I track food, water, expenses, income, investments, calendar events. All from a single click. Here's how it works:
If you are interested in the agent architecture, you can find a more detailed writeup at the end.
Here is a video of me using it:
What worked, and what didn't
I tried out many things as my agent evolved. Here is what worked and what didn't.
1. MCP is bullshit.
Token consumption is too high, a larger model is needed, and more bloatware (MCP servers) enter your stack. Simple, lean tools make models much more capable.
2. The harness is as important as the model.
When I started off, I was under the opinion that a decent model can work with any decent harness. Boy was I wrong.
The first version had a single large system prompt, with MCP servers for each service. I saw myself needing relatively large models to get this to work, even though the task itself seemed to simple.
The current setup uses a router agent that delegates tasks to subagents for finance, expenses, etc. It is far more efficient than expecting a single agent to do everything.

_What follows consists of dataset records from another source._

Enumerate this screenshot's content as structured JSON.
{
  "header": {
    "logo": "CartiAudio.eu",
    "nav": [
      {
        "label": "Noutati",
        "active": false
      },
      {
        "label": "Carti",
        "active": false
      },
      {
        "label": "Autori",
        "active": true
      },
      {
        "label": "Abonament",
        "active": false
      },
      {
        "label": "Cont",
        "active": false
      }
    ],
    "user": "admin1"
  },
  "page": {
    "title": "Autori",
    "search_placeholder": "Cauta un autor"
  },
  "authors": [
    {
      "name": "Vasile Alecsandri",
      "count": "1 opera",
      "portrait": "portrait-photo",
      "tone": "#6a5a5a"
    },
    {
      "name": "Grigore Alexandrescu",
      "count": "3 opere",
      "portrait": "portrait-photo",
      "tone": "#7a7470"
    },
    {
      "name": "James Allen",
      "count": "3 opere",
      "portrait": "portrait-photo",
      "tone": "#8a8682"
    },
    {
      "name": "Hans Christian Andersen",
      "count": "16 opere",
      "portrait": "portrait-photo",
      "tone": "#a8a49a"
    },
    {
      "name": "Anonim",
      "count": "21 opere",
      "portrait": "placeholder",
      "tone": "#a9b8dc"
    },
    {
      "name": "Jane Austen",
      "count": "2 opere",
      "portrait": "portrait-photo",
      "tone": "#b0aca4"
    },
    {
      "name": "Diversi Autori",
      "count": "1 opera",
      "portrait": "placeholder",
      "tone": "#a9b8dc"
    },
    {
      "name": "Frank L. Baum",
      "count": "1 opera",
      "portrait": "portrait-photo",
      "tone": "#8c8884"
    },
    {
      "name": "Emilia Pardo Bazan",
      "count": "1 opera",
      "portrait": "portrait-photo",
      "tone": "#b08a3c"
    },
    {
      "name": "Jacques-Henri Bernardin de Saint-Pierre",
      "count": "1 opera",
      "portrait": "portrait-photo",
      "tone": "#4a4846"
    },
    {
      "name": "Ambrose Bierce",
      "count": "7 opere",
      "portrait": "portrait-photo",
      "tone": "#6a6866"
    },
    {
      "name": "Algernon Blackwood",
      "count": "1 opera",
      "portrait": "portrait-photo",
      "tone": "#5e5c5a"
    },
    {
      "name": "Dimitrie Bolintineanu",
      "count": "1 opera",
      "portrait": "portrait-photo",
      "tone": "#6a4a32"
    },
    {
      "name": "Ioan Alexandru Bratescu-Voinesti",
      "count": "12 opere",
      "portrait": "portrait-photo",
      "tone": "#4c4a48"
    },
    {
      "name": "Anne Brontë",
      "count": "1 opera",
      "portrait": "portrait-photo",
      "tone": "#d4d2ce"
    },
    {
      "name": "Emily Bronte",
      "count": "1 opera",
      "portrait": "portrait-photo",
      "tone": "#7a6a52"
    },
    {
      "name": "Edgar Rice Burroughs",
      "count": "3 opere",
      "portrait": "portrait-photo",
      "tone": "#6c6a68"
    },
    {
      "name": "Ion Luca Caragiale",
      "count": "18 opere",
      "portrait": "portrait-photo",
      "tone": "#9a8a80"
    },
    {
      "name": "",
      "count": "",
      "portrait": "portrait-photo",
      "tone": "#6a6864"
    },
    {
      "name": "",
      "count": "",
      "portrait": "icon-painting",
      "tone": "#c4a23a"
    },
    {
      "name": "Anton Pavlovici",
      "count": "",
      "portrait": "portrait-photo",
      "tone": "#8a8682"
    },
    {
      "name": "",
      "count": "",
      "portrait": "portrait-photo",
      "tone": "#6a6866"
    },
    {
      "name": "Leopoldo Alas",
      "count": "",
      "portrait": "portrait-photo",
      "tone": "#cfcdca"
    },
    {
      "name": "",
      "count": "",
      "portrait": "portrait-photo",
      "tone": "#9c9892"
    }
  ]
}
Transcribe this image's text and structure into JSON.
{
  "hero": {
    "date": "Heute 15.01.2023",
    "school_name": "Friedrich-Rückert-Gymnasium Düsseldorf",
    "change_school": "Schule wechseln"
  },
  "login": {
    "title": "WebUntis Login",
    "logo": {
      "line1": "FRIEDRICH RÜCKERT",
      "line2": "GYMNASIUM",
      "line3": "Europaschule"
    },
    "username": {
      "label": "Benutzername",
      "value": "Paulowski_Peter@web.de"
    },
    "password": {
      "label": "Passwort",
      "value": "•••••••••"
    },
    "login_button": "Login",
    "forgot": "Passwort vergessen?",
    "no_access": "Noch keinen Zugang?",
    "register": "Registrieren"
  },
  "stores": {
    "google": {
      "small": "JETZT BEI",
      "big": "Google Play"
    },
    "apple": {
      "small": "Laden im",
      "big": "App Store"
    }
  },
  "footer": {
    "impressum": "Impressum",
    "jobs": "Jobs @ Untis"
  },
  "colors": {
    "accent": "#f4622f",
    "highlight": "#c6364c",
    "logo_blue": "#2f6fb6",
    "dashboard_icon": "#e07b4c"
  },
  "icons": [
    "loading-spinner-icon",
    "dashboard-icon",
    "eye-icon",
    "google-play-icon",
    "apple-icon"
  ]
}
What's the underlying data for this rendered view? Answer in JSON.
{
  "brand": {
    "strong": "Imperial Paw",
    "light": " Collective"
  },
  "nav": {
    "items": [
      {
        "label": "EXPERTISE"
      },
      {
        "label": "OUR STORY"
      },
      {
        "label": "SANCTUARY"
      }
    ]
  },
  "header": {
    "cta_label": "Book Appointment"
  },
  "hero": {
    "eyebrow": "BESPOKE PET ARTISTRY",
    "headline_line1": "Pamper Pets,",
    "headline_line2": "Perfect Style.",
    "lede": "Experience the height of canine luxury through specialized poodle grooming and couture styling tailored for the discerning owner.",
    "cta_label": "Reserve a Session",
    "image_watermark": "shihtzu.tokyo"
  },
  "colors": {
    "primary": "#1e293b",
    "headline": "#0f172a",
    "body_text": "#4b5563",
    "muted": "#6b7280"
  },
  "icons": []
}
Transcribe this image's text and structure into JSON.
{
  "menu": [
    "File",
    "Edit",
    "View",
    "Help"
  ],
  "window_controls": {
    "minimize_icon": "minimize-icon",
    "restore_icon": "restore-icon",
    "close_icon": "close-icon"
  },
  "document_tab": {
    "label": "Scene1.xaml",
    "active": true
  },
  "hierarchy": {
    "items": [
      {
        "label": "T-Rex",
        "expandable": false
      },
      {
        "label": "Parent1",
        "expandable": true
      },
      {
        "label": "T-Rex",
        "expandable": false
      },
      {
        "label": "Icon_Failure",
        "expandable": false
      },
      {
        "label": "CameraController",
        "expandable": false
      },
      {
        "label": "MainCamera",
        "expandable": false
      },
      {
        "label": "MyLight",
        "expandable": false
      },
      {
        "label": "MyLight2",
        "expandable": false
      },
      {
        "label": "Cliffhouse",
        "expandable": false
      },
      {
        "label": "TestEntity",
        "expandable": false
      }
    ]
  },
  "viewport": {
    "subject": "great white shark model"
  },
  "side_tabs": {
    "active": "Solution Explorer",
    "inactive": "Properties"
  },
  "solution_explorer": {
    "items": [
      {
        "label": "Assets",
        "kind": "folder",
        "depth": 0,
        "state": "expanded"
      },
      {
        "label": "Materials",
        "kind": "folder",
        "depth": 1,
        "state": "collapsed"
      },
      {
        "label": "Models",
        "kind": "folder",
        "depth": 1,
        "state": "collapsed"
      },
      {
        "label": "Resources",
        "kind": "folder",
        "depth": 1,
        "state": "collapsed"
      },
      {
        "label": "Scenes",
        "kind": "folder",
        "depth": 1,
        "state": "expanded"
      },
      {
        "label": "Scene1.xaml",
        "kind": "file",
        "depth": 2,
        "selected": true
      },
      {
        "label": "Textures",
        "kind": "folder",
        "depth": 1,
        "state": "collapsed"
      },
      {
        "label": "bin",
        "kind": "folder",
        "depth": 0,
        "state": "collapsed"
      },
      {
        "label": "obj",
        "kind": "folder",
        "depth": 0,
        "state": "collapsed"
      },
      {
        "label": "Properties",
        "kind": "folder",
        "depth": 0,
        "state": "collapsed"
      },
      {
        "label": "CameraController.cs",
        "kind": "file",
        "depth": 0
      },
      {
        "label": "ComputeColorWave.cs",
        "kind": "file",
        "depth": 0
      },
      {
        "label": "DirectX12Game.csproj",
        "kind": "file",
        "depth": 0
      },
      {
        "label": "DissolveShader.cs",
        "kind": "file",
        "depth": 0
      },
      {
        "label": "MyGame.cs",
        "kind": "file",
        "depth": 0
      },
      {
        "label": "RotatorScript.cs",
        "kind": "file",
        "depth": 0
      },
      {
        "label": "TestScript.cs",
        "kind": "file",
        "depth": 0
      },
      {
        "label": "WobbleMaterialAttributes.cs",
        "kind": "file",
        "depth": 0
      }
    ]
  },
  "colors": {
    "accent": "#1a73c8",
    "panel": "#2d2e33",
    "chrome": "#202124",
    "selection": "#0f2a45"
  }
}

For reference: the earlier setup required intelligence Gemini 3.0 Flash for consistently high performance. The new harness works with Gemma 4 12B unified.
Where we stand
Smarter and smaller models come out every month. Qwen and Gemma are two serious contenders. However, the ones that fit on consumer devices right now (no, a macbook pro does not count) still cannot do these reliably.
With models now natively supporting tool calling, developments in harnesses, and efforts in packing more intelligence per weight, we are closer to the world Karpathy described. Still, we are a few years away from true, edge models that run on already-existing hardware, which are capable of delegating tasks to.
The agent architecture
For those who are interested in the technical details. I've only thought of this for personal use, so all choices are made with that in mind.
Infra
I self-host all of this on a laptop I have back home — a 6 year old Lenovo Legion 5 (back when they were cheap).
The code lives in a monorepo, and every service is orchestrated through docker compose. I use nginx as a reverse proxy. Other than nginx, all services are contained within the repo.
Docker gives me good-enough logging, and auto-restarts for any issues that may arise.
The services
The services are independent FastAPI REST API. They each also have dashboards to accompany them in NextJS (I'm currently working on making a unified frontend). All of them share the same postgres database. The database is backed up in scheduled intervals with restic and pgdump.
These themselves have no authentication. I use docker to add Authelia as a (second) reverse proxy for authentication.
Lastly, I have a FastAPI REST server that wraps around the Agent. I run whisper locally for STT, which seems to work surprisngly well — even better than Sarvam!
The agent
These services act as oracles. I use a custom harness built with PydanticAI (I was quite surprised to see Pydantic have an AI library). I've optimised tool calling to be as efficient as possible for my tasks. If you'd like to know more, hit me up on X or email, and I'll be happy to chat!
Here's a short diagram:
By all means, this is a simple piece of software. This could have probably been done 3 years ago as well. Then, it would require advanced NLP methods to (maybe?) get the accuracy this has. Now, it requires a GPU with 24GB VRAM or an API key.
From trying to automating Hypixel farms and writing obsecure code to automatically join classes in covid, there's something about automating things in my life, that makes my inner nerd happy.